Terry Lane, Plaintiff–Respondent, v. Lydell Tyson, Defendant–Appellant.
Order, Supreme Court, New York County (Geoffrey D. Wright, J.), entered September 30, 2014, which granted plaintiff's motion for summary judgment on his claim for partition and sale of the shares of stock in the subject cooperative apartment, unanimously affirmed, without costs.
Certain legal arguments raised by pro se defendant Lydell Tyson for the first time on appeal are properly before the court, as they are determinative and the record is sufficient to permit appellate review (Facie Libre Assoc. I, LLC v SecondMarket Holdings, Inc., 103 AD3d 565 [1st Dept 2013], lv denied 21 NY3d 866  ). We nevertheless reject these arguments on the merits.
No accounting is required prior to partition and sale of the apartment, and defendant's arguments regarding the still-unknown amount of his share of the proceeds from a future sale of the apartment are premature.
Plaintiff is entitled as a matter of law to the partition and sale of the apartment under Real Property Actions and Proceedings Law (RPAPL) § 901. The record supports a finding that the parties are tenants in common, and defendant has not raised an issue of fact contesting the assertion that the apartment's value is maximized by remaining undivided, or as to the prejudice to the parties that would result from dividing it.
Defendant may not invoke the notice provision in RPAPL § 1304, and is not entitled to a court-supervised settlement conference under CPLR 3408, since the definitions of “home loan” and “lender” under RPAPL § 1304 have not been met.
For the purposes of RPAPL § 901(1), plaintiff is in “possession” of the apartment, despite not having lived in it (Garland v. Raunheim, 29 A.D.2d 383, 388–389 [1st Dept 1968] ).

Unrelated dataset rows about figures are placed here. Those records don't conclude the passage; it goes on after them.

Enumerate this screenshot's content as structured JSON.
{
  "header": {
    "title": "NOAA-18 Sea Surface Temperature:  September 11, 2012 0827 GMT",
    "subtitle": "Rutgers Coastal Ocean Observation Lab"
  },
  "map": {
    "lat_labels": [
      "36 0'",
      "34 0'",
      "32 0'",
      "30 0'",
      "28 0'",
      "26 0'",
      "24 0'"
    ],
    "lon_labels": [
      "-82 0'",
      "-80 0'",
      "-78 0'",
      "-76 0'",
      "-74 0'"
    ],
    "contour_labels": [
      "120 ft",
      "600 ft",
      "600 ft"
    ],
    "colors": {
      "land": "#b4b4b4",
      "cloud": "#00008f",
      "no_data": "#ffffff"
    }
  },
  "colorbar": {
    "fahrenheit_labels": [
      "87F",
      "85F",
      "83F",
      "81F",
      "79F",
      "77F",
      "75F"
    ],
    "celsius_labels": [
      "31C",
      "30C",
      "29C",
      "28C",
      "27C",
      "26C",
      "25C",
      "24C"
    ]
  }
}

We reject defendant's argument that plaintiff has unclean hands for failing to provide defendant a copy of the parties' agreement, noting that “[a]bsent fraud or other wrongful conduct ․ parties are presumed to know the contents of the agreements they have signed” (Superior Officers Council Health & Welfare Fund v Empire HealthChoice Assur., Inc., 85 AD3d 680, 682 [1st Dept 2011], affd 17 NY3d 930  ). While the pro se defendant purports to make allegations of “constructive fraud,” these arguments are, in fact, allegations of a purported breach of fiduciary duty. In any event, we reject these allegations as having no basis, and find them insufficient to undermine the presumption that defendant is familiar with the contents of the agreement he signed.
Defendant also contends that the parties' agreement was modified when plaintiff failed to respond to his letter requesting a temporary stoppage of defendant's obligation to make payments. This argument lacks merit because paragraph 13 of the agreement expressly provides that the agreement could only be amended in a writing signed by the party against whose interest the amendment was sought to be enforced. There is no indication, or even allegation, that such a writing, signed by plaintiff, was ever made.

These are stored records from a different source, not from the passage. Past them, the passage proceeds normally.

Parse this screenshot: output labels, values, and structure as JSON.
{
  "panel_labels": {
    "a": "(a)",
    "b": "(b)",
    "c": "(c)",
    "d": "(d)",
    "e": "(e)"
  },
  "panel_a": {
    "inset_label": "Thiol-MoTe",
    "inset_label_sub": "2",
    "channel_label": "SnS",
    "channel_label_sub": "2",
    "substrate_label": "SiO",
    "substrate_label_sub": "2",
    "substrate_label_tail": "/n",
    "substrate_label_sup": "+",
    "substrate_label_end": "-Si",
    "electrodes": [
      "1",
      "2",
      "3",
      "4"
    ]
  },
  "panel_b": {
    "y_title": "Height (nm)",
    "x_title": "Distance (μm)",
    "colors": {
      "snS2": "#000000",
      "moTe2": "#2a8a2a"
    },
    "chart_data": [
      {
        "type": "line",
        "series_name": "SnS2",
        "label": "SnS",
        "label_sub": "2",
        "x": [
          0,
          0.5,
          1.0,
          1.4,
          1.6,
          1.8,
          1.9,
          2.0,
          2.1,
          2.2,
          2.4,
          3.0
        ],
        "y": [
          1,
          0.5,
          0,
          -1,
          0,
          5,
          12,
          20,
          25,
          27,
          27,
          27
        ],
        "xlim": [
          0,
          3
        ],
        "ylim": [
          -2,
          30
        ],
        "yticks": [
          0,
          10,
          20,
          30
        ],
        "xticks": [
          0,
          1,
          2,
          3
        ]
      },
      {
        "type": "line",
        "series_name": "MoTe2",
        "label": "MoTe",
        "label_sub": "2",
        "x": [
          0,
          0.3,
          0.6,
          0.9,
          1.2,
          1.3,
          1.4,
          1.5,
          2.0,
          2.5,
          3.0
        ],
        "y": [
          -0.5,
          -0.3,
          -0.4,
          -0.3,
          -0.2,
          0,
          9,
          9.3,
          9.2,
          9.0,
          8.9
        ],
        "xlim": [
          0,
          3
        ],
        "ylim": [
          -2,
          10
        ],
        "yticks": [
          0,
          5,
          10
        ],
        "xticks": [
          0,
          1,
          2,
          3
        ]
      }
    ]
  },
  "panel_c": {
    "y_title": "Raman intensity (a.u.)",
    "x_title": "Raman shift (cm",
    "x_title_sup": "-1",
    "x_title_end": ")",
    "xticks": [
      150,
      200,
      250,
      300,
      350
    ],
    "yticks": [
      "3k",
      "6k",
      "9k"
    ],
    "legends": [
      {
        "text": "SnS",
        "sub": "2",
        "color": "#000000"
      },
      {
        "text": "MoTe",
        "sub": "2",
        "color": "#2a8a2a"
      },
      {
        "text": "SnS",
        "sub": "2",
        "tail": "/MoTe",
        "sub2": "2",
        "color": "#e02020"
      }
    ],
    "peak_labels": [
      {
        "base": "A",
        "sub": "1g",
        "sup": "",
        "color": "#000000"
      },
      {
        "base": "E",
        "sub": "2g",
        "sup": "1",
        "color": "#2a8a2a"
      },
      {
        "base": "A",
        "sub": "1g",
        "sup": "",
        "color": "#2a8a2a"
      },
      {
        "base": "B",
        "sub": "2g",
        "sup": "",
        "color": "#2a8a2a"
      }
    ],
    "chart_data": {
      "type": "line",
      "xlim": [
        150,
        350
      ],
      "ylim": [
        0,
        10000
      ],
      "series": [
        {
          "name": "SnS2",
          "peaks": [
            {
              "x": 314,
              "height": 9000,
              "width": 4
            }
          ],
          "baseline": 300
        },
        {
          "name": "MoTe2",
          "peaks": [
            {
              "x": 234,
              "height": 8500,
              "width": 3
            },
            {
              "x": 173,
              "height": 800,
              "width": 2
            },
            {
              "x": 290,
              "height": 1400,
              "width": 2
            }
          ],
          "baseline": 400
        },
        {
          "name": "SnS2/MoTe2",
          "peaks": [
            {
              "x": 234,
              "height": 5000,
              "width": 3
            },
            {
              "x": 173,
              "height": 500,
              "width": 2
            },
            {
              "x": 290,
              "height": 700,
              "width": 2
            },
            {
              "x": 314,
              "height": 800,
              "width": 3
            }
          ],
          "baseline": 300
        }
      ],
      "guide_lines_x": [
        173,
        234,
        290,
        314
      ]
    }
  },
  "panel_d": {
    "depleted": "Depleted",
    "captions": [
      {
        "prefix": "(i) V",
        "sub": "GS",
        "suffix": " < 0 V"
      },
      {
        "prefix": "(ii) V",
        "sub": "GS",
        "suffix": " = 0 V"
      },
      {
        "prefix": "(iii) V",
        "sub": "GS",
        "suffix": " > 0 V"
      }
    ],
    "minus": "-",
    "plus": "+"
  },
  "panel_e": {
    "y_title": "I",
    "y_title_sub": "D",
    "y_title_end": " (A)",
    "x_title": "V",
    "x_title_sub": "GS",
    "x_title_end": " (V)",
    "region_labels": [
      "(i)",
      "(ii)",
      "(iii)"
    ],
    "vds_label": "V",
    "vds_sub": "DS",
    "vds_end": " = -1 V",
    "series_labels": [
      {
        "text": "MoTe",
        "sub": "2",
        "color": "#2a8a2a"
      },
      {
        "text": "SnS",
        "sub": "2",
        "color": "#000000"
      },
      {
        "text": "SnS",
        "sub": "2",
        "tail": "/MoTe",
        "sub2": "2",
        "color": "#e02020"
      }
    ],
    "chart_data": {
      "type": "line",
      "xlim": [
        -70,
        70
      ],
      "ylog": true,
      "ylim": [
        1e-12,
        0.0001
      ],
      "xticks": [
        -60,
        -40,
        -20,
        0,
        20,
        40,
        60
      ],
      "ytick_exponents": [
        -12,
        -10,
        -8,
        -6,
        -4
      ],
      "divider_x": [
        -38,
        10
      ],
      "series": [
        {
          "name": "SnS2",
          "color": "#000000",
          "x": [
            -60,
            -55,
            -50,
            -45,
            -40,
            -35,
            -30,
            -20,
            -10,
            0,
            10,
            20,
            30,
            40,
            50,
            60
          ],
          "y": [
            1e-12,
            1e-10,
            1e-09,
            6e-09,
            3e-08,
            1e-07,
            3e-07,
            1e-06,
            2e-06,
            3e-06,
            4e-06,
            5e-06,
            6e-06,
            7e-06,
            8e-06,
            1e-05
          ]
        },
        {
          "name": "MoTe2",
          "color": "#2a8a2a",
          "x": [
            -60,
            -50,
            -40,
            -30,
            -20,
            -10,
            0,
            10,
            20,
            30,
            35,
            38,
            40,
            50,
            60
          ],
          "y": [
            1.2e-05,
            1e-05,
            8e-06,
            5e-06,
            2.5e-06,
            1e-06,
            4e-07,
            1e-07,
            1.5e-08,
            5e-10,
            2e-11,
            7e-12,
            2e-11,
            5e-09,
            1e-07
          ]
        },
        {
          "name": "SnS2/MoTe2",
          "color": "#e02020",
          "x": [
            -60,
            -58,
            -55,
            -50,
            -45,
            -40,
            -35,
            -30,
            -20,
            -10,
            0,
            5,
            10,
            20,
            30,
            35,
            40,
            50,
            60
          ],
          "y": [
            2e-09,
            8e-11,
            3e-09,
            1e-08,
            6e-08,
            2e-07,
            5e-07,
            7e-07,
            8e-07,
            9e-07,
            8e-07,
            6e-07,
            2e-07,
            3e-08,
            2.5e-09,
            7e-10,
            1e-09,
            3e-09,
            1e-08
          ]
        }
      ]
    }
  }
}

Defendant has established only an arm's length transaction, without special circumstances which might give rise to a fiduciary relationship (V. Ponte & Sons v. American Fibers Intl., 222 A.D.2d 271 [1st Dept 1995] ).
Defendant's allegations that the court pre-judged this case are wholly unsupported by the record.
We have considered the parties' remaining arguments and find them unavailing.